Холод отставил тарелку, натопорщил усы:
- Выкладывай, Ганно, што там еще такого?
- Себя вспомни молодым, - тихо ответила Ганна, и слезы навернулись ей
на глаза. - Поговорил бы ты с Шерстневым. Лизка ж всерьез.
- Мне кросхворды некогда расшихровывать, служба ждет.
- Якие там кроссворды! Любит она его. Страдает дитя, спрашивает про
него в каждом письме. А чи я знаю, можно ему верить, нельзя? Ты з им
поговори по-мужчински.
Осколок луны садился за лес. Холод шел, наступая на сосновые шишки и
спотыкаясь - ветер их навалил на дозорку вместе с иглицей и сухими ветвями.
Метрах в пяти-шести впереди маячил Шерстнев. "Ты з им поговори
по-мужчински". Надо бы. Заради Лизки - надо, своя кровь, родное. А как с
ним, вертопрахом, о серьезном говорить, сей момент повернет на другое. Уже с
поверки идут, а слова застряли.
- Большая Медведица хвост опустила, - ни к селу ни к городу пробубнил
Холод. - Скоро светать начнет.
- А мы ей хвост прищемим, товарищ старшина, чтобы не опускала, -
хохотнул Шерстнев.
Вот и поговори с таким, гадский бог! Ты ему - про вербу, а он - тебе
про вареники.
- Глупости. Язык вам надо прищемить. Паскудный у вас язык, рядовой
Шерстнев... - Помолчал, сопя себе в усы. - Не пойму, чего в тебе Лизка
нашла? Умная ж девка...
- И я не дурак... Кондрат Степанович.
- А ну, стойте мне, рядовой Шерстнев! Это еще што за "Кондрат
Степанович?" Вы где - на службе чи на танцах?

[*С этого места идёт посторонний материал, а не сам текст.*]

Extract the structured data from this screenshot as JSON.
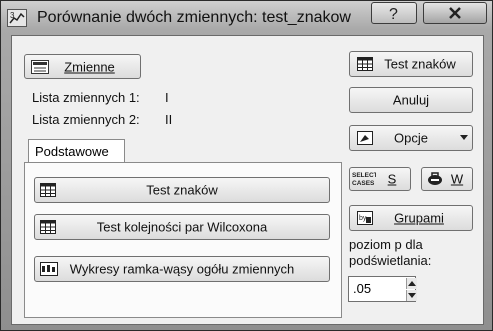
{
  "window": {
    "title": "Porównanie dwóch zmiennych: test_znakow"
  },
  "titlebar_buttons": {
    "help": "?",
    "close": "×"
  },
  "buttons": {
    "zmienne": "Zmienne",
    "test_znakow_top": "Test znaków",
    "anuluj": "Anuluj",
    "opcje": "Opcje",
    "select_cases": "S",
    "select_cases_icon_text": "SELECT CASES",
    "weight": "W",
    "grupami": "Grupami"
  },
  "variables": {
    "list1_label": "Lista zmiennych 1:",
    "list1_value": "I",
    "list2_label": "Lista zmiennych 2:",
    "list2_value": "II"
  },
  "tabs": [
    {
      "label": "Podstawowe",
      "active": true
    }
  ],
  "basic_tab": {
    "test_znakow": "Test znaków",
    "wilcoxon": "Test kolejności par Wilcoxona",
    "boxplot": "Wykresy ramka-wąsy ogółu zmiennych"
  },
  "highlight": {
    "label": "poziom p dla podświetlania:",
    "value": ".05"
  },
  "icons": {
    "app": "statistica-app-icon",
    "help": "help-icon",
    "close": "close-icon",
    "variables": "variables-icon",
    "table": "table-grid-icon",
    "options": "options-icon",
    "select_cases": "select-cases-icon",
    "weight": "weight-icon",
    "by_group": "by-group-icon",
    "boxplot": "boxplot-icon"
  }
}
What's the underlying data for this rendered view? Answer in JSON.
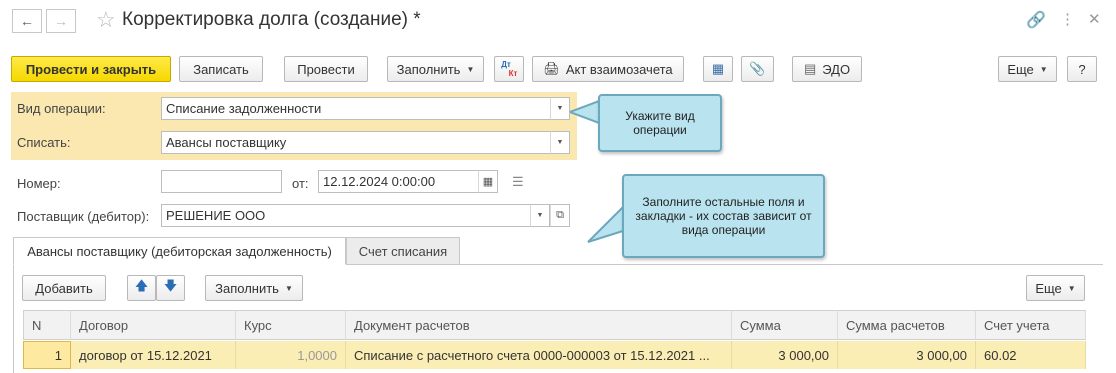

- Служба кончилась, товарищ старшина.
В мутных сумерках октябрьского рассвета темнели заставские строения.
- А это еще с какого боку смотреть, кончилась ли.
- Туманно, товарищ старшина. Как говорится, трудное это для моего ума
дела. А все потому, что я подтекста не уловил.